The Effectiveness Of Trap-Neuter-Release
A couple weeks ago I wrote about the factors that influence some people not to spay or neuter companion animals. While this is a problem for these animals with guardians, an even larger challenge faced by spay/neuter advocates is the free-roaming animal population. Ally Cat Allies estimates that, while 82% of household cats are spayed or neutered, only 2.3% of stray and feral cats are sterilized. In this post I will explore some of the research that addresses the free-roaming animal population, focusing specifically on efforts to reduce the feral cat population.
Part of the shelter overpopulation problem is due to the relinquishment of unwanted companion animals. In the United Kingdom, 60% of cats in shelters had been relinquished by their human companions. In Spain in 2008, more than 118,000 dogs and 38,700 cats were recovered from the streets. Only 14% of these dogs had been lost, while the remainder had been abandoned. Of the cats recovered, only 5% had been lost, while the remainder had been abandoned. Add to this the feral and free-roaming population and the problem can seem overwhelming.

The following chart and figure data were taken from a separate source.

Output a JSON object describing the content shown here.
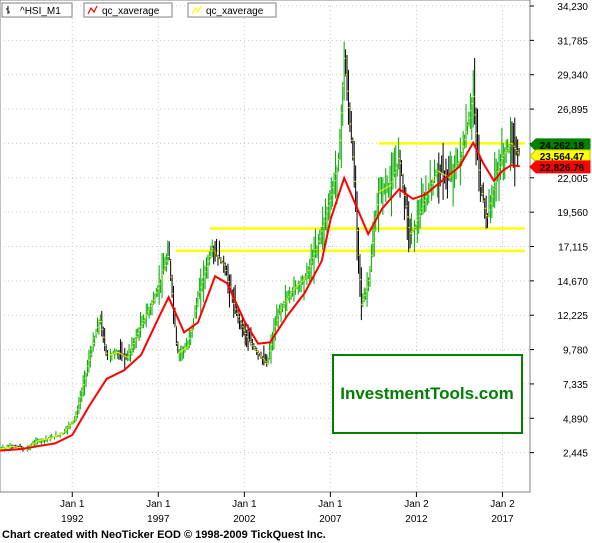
{
  "legend": [
    {
      "label": "^HSI_M1",
      "icon": "bar-series-icon",
      "color": "#000000"
    },
    {
      "label": "qc_xaverage",
      "icon": "line-series-icon",
      "color": "#ff0000"
    },
    {
      "label": "qc_xaverage",
      "icon": "line-series-icon",
      "color": "#ffff00"
    }
  ],
  "footer": "Chart created with NeoTicker EOD © 1998-2009 TickQuest Inc.",
  "watermark": "InvestmentTools.com",
  "colors": {
    "background": "#ffffff",
    "price_bars": "#000000",
    "price_bars_alt": "#ffff00",
    "price_bars_green": "#00aa00",
    "average_line": "#ff0000",
    "level_lines": "#ffff00",
    "watermark_border": "#008000",
    "watermark_text": "#008000"
  },
  "chart_data": {
    "type": "line",
    "title": "",
    "xlabel": "",
    "ylabel": "",
    "x_tick_labels": [
      {
        "month": "Jan 1",
        "year": "1992"
      },
      {
        "month": "Jan 1",
        "year": "1997"
      },
      {
        "month": "Jan 1",
        "year": "2002"
      },
      {
        "month": "Jan 1",
        "year": "2007"
      },
      {
        "month": "Jan 2",
        "year": "2012"
      },
      {
        "month": "Jan 2",
        "year": "2017"
      }
    ],
    "x_tick_dates": [
      1992.0,
      1997.0,
      2002.0,
      2007.0,
      2012.0,
      2017.0
    ],
    "xlim": [
      1987.8,
      2018.6
    ],
    "y_ticks": [
      "2,445",
      "4,890",
      "7,335",
      "9,780",
      "12,225",
      "14,670",
      "17,115",
      "19,560",
      "22,005",
      "24,450",
      "26,895",
      "29,340",
      "31,785",
      "34,230"
    ],
    "ylim": [
      0,
      34230
    ],
    "grid": true,
    "price_labels": [
      {
        "value": 24262.18,
        "text": "24,262.18",
        "color": "#008000"
      },
      {
        "value": 23564.47,
        "text": "23,564.47",
        "color": "#ffff00"
      },
      {
        "value": 22826.76,
        "text": "22,826.76",
        "color": "#ff0000"
      }
    ],
    "series": [
      {
        "name": "^HSI_M1",
        "x": [
          1987.8,
          1988.5,
          1989.3,
          1990.0,
          1990.8,
          1991.5,
          1992.2,
          1993.0,
          1993.6,
          1994.0,
          1994.6,
          1995.2,
          1996.0,
          1996.8,
          1997.6,
          1998.1,
          1998.7,
          1999.3,
          2000.1,
          2000.8,
          2001.5,
          2002.2,
          2002.8,
          2003.3,
          2004.0,
          2004.8,
          2005.6,
          2006.3,
          2007.0,
          2007.5,
          2007.8,
          2008.3,
          2008.8,
          2009.2,
          2009.8,
          2010.5,
          2011.0,
          2011.6,
          2011.9,
          2012.5,
          2013.2,
          2013.9,
          2014.6,
          2015.3,
          2015.7,
          2016.1,
          2016.6,
          2017.0,
          2017.5,
          2018.0
        ],
        "values": [
          2700,
          2900,
          2700,
          3300,
          3500,
          3900,
          5000,
          9200,
          12000,
          9300,
          9600,
          9200,
          11500,
          13500,
          16600,
          9500,
          10000,
          13500,
          17000,
          15800,
          12500,
          10500,
          9500,
          8800,
          12500,
          14000,
          15000,
          17500,
          20500,
          23500,
          30500,
          23500,
          13000,
          14500,
          21000,
          21500,
          23500,
          18000,
          18500,
          20500,
          22500,
          22000,
          23500,
          27800,
          21500,
          19000,
          22000,
          23500,
          24500,
          23564
        ]
      },
      {
        "name": "qc_xaverage",
        "x": [
          1987.8,
          1989.0,
          1990.0,
          1991.0,
          1992.0,
          1993.0,
          1994.0,
          1995.0,
          1996.0,
          1997.0,
          1997.6,
          1998.5,
          1999.3,
          2000.3,
          2001.0,
          2002.0,
          2002.8,
          2003.5,
          2004.5,
          2005.5,
          2006.5,
          2007.0,
          2007.8,
          2008.5,
          2009.2,
          2010.0,
          2011.0,
          2011.8,
          2012.5,
          2013.5,
          2014.5,
          2015.3,
          2015.9,
          2016.5,
          2017.0,
          2017.5,
          2018.0
        ],
        "values": [
          2600,
          2700,
          2900,
          3100,
          3700,
          5800,
          7700,
          8300,
          9400,
          12000,
          13500,
          11000,
          11700,
          15000,
          14500,
          11800,
          10200,
          10300,
          12200,
          13800,
          16100,
          19000,
          22000,
          20000,
          18000,
          19800,
          21200,
          20500,
          20800,
          21800,
          22800,
          24500,
          23000,
          21800,
          22500,
          22900,
          22827
        ]
      }
    ],
    "level_lines": [
      {
        "value": 24450,
        "x_start": 2009.8,
        "x_end": 2018.3
      },
      {
        "value": 18400,
        "x_start": 2000.0,
        "x_end": 2018.3
      },
      {
        "value": 16800,
        "x_start": 1998.0,
        "x_end": 2018.3
      }
    ]
  }
}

Trap-Neuter-Release (TNR) programs are a popular means of addressing the feral cat population. Two researchers, Anderson and Martin, used information about the stray cat population in one community to develop matrix population models to predict whether trap-euthanasia programs or TNR programs would be better at controlling feral cat populations. They found that, when comparing annual euthanasia of over 50% of the feral cat population to the annual neutering of over 50% of the population, their model found shelter-euthanasia to be more successful at controlling the population of free-roaming cats.
However, animal protectionists will be happy to know that there is also evidence that TNR programs are successful. Earlier this year, Boks surveyed successful TNR programs and found that these programs can have a significant impact. Some of these successes include: Orange County, Florida where, euthanasia decreased by 18% and cost savings totaled more than $100,000 in 6 years of implementing TNR, and the Upper West Side in New York City, which experienced a 73% drop in stray cat intakes within 3 years.
TNR programs are most effective when they are accompanied by education and outreach efforts. A study at the University of Rome tracked the country’s TNR programs for the decade after they were implemented and found that, although they did reduce the feral cat population, their effects were influenced by new cats who immigrated into the population, often due to owner abandonment. As such, the study suggests: “[TNR] efforts without an effective education of people to control the reproduction of house cats (as a prevention for abandonment) are a waste of money, time and energy.”
As with so many problems facing animals, the solution is necessarily multi-faceted. To successfully address companion animal overpopulation and reduce shelter deaths what is needed is a combination of programs, implemented by veterinarians, shelters, rescue groups, spay/neuter organizations, and other animal advocacy groups working together to address the issues in their communities.